Degene die een blik werpt op het verhaal van Moesa (vrede zij met hem) en de farao merkt dat de geschiedenis zich herhaalt.

  • De farao betichtte Moesa ervan dat hij het geloof voor eigen gewin zou gebruiken en zei: “Waarlijk, ik vrees dat hij jullie godsdienst zal veranderen.” (Soerat Ghaafir: 26)

 

  • De farao gaf aan bang te zijn dat Moesa verderf zou zaaien in het land, zeggende: “…of dat hij verderf op aarde zal zaaien.” (Soerat Ghaafir: 26)

 

  • De farao maakte bekend dat er een complot gaande was tegen de veiligheid van het land, zeggende: “Voorwaar, dit is zeker een list die jullie in de stad hebben beraamd om de mensen ervan daaruit te verdrijven. Maar jullie zullen het spoedig weten.” (Soerat al-Aʿraaf: 123)

 

  • De farao zocht de steun en sympathie van zijn volk in het vervolgen van Moesa, zodat zijn daad wettelijk verantwoord zou zijn, zeggende: “Laat mij Moesa doden…” (Soerat Ghaafir: 26)

 

  • De farao misleidde zijn volk door hen voor de gek te houden dat niemand in het bezit is van een vastberaden visie en daarom hem alleen gevraagd zou moeten worden over het land, zeggende: “Ik laat jullie slechts datgene zien wat ik zie.” (Soerat Ghaafir: 29)

 

  • De farao zocht zijn toevlucht tot degenen die geen enkele waarde hechtten aan principes en alles voor het wereldse deden. Deze groep vroeg hem: “Waarlijk, zal er een goede beloning voor ons zijn, als wij de winnaars zijn?” (Soerat al-Aʿraaf: 113)

 

  • De farao stemde hier uiteraard onmiddellijk mee in en bood hen de hoogste posities aan, zeggende: “Ja, en waarlijk, jullie zullen zeker tot de nabijen behoren.” (Soerat al-Aʿraaf: 114)

 

  • Omdat de gelovigen geen enkele waarde hadden in zijn ogen en als tweederangs burgers werden behandeld, zei hij: “Wij zullen hun zonen doden en hun vrouwen in leven laten. En voorwaar, wij hebben de macht over hen.” (Soerat al-Aʿraaf: 127)

 

  • En telkens wanneer zij getroffen werden door een ramp of tegenslag schoven ze de schuld hiervan in de schoenen van Moesa en zijn volgelingen, zeggende: “Maar wanneer het goede tot hen kwam zeiden zij: “Dit is van ons.” En wanneer het slechte hen trof, dan rekenden zij dit Moesa en degenen met hem aan.” (Soerat al-Aʿraaf: 131)

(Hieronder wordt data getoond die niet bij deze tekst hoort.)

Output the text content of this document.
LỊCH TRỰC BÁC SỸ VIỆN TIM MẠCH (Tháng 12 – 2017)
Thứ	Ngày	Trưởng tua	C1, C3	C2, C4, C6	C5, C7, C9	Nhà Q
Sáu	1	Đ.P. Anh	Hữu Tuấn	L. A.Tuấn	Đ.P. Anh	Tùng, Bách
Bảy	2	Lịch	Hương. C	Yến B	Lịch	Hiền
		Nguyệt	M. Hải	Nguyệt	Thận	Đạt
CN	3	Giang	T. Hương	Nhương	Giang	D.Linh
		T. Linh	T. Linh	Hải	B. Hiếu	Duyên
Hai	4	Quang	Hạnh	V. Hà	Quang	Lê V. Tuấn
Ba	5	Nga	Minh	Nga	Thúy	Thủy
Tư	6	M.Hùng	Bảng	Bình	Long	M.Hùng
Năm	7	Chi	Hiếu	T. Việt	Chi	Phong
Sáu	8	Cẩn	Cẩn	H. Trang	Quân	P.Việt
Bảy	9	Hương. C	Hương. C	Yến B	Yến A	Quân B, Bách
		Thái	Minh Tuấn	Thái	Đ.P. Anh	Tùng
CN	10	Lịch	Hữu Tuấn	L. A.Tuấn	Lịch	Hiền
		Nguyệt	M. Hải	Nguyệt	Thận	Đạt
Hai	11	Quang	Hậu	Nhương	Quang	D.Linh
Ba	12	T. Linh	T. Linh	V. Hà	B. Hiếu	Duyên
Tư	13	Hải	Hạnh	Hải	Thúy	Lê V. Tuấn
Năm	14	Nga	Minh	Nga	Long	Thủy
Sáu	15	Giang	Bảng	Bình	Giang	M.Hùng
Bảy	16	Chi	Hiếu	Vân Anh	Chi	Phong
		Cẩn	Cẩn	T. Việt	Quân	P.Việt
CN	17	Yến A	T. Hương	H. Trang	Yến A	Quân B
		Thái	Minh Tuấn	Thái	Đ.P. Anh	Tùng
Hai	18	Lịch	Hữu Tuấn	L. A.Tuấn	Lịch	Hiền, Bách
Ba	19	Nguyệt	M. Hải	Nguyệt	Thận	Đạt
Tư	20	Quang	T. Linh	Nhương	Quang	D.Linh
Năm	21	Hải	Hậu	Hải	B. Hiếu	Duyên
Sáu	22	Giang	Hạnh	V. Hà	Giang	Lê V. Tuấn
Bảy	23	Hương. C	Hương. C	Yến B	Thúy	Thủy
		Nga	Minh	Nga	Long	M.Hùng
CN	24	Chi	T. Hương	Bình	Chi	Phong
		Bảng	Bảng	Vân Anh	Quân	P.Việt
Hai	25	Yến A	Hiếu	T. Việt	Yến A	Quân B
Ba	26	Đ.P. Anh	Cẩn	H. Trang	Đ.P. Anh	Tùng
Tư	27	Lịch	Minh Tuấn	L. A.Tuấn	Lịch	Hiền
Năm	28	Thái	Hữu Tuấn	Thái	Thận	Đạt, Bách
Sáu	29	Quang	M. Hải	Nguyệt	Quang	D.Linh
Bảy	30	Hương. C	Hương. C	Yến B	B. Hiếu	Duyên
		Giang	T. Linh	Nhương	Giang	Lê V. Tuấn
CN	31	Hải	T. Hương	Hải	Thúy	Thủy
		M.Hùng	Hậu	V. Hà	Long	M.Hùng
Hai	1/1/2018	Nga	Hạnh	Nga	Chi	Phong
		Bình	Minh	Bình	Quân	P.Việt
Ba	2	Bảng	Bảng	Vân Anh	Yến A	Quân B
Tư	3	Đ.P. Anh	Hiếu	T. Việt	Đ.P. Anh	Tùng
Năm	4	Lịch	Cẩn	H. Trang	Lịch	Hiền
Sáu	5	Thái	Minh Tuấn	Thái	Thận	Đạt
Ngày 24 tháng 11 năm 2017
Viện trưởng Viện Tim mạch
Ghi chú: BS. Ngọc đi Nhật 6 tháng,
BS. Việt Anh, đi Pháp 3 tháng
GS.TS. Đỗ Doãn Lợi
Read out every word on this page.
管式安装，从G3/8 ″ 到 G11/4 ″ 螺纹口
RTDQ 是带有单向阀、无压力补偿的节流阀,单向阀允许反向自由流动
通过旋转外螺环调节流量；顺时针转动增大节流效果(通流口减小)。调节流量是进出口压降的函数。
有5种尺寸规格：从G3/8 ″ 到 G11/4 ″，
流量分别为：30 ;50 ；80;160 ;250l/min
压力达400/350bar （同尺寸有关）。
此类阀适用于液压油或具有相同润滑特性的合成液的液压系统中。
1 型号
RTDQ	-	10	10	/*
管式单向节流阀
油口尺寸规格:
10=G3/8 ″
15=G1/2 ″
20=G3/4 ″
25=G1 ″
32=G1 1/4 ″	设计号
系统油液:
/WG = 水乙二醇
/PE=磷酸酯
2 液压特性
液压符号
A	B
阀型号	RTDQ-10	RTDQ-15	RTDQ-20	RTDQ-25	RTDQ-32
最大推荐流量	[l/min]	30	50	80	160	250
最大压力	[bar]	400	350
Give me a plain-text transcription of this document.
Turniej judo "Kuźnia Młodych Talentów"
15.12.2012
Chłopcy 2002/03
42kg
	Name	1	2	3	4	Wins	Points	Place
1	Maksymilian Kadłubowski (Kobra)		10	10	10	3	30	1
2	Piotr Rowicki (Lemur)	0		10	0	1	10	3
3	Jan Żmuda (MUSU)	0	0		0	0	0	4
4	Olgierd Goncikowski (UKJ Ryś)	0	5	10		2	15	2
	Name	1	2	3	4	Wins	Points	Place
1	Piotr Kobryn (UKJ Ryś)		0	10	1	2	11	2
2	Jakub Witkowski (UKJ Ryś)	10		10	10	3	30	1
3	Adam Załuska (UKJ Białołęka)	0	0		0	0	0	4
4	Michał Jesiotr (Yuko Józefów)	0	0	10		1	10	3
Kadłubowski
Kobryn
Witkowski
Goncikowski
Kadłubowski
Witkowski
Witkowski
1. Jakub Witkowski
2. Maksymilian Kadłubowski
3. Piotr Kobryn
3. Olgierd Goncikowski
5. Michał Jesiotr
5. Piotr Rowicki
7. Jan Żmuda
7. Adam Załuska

Was dit het einde van het verhaal? Nee!

Al deze misleidingen hebben niets afgedaan aan de persoon Moesa (vrede zij met hem) en aan zijn Boodschap.

Uiteindelijk werd Moesa (vrede zij met hem) door zijn Heer gered en overkwam hem niets. Allah zegt (interpretatie van de betekenis):

“En Wij redden Moesa en al degenen (die) met hem (waren).”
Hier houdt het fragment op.